Der besondere Job als Jockey
Der Jockey ist der kleine, schmale Mensch, der das wertvolle Rennpferd sicher – und möglichst als Sieger – über die Ziellinie reitet. Der Job ist anspruchsvoller, als man denken mag, und es eignet sich auch noch längst nicht jeder dafür, der gut reiten kann und auch mit den feurigen Temperamenten unter den Vierbeinern sehr gut klarkommt.
Anforderungen des Berufs
Jockeys müssen von Natur aus eher klein und schmächtig gebaut sein. Das Rennpferd darf nicht mit zu viel Gewicht belastet werden und es herrschen feste Regeln dafür, wie viel Gewicht das Tier während des Rennens tragen darf. Jockeys werden vor den Rennen zusammen mit dem Sattel und Zaumzeug gewogen, um sicherzustellen, dass alle Rennpferde die gleiche Last tragen und die Ergebnisse auch tatsächlich vergleichbar sind. Man darf also nicht essen, was man gerade gerne hätte, sondern muss auf die schmächtige Linie achten. Trotz allem sollte man sehr gut mit Pferden umgehen können. Mit der Pflege des Tieres wird man wenig zu tun haben, dafür gibt es andere Fachkräfte: Das Training und natürlich das Rennen sind jedoch der Fachbereich des Jockeys.
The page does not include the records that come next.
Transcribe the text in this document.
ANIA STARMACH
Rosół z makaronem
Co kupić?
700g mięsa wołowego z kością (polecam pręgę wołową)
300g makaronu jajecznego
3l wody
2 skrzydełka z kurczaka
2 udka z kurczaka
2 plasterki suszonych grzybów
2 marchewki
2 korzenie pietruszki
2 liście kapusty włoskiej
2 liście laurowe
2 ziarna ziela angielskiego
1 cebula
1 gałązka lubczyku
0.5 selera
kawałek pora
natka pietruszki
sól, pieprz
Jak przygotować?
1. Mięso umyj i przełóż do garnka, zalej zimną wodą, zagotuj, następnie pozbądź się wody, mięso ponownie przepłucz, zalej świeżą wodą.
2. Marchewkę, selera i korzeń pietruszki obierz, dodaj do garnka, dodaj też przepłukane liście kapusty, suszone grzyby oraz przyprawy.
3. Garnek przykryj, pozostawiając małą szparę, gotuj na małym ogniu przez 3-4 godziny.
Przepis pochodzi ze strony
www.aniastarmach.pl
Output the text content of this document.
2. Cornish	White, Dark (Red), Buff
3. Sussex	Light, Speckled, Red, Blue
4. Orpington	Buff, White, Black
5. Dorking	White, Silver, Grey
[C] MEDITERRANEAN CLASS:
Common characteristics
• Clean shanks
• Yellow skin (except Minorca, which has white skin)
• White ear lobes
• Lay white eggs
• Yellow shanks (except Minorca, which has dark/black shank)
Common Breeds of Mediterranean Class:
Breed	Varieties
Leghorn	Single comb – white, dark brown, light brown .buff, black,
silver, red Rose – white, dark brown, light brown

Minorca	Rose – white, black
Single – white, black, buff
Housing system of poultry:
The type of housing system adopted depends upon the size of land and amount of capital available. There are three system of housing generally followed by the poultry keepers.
Rennpferde haben die Eigenschaft, sehr feurig und nicht immer ganz einfach zu sein. Damit muss der professionelle Jockey umgehen können und sich trotzdem sicher auf dem Rücken des Tieres fühlen, andernfalls passieren schnell Unfälle.
Der Alltag eines Jockeys
Der Jockeyalltag hat wenig mit romantischen Vorstellungen von Zweisamkeit im Stall mit dem geliebten Pferd zu tun. Eine echte Bindung zu einem Pferd bauen Jockeys vermutlich nicht auf, denn sie arbeiten mit zu vielen Pferden und der Reiter kann spontan auch getauscht werden. Während der Trainingsphase wechseln die Jockeys meist vom Rücken eines Pferdes auf den nächsten Sattel, sie trainieren ein Rennpferd nach dem anderen – und erst dann, wenn alle Tiere ihr tägliches Training absolviert haben, ist ihr Arbeitstag beendet. Das Training macht natürlich Freude für alle, die gerne reiten und kein Problem damit haben, dass die gleiche Übungsstrecke mit der Zeit etwas monoton werden kann. Dabei sind sie mit dem Pferd zusammen und gehen auch auf seine individuellen Bedürfnisse ein, arbeiten mit dem Tier und erleben Erfolge. Jockeys müssen darüber hinaus immer auf ihre Ernährung achten und auch recht spontan ab- oder zunehmen können, wenn ein wichtiges Rennen das verlangt. Wenn sie das Wunschgewicht bis dahin nicht erreicht haben, werden sie schnell einmal durch einen Ersatzjockey ausgetauscht, der es hat – und dann entfällt natürlich auch die Prämie, die man für einen möglichen Sieg vom Pferdebesitzer bekommen könnte. Wer also belastungsfähig ist, den geeigneten Körperbau mitbringt und dazu bereit ist, körperlich auch einmal anstrengende Arbeit auf dem Pferderücken zu leisten, kann über den Werdegang eines Jockeys durchaus nachdenken und sich über die Ausbildungsmöglichkeiten informieren.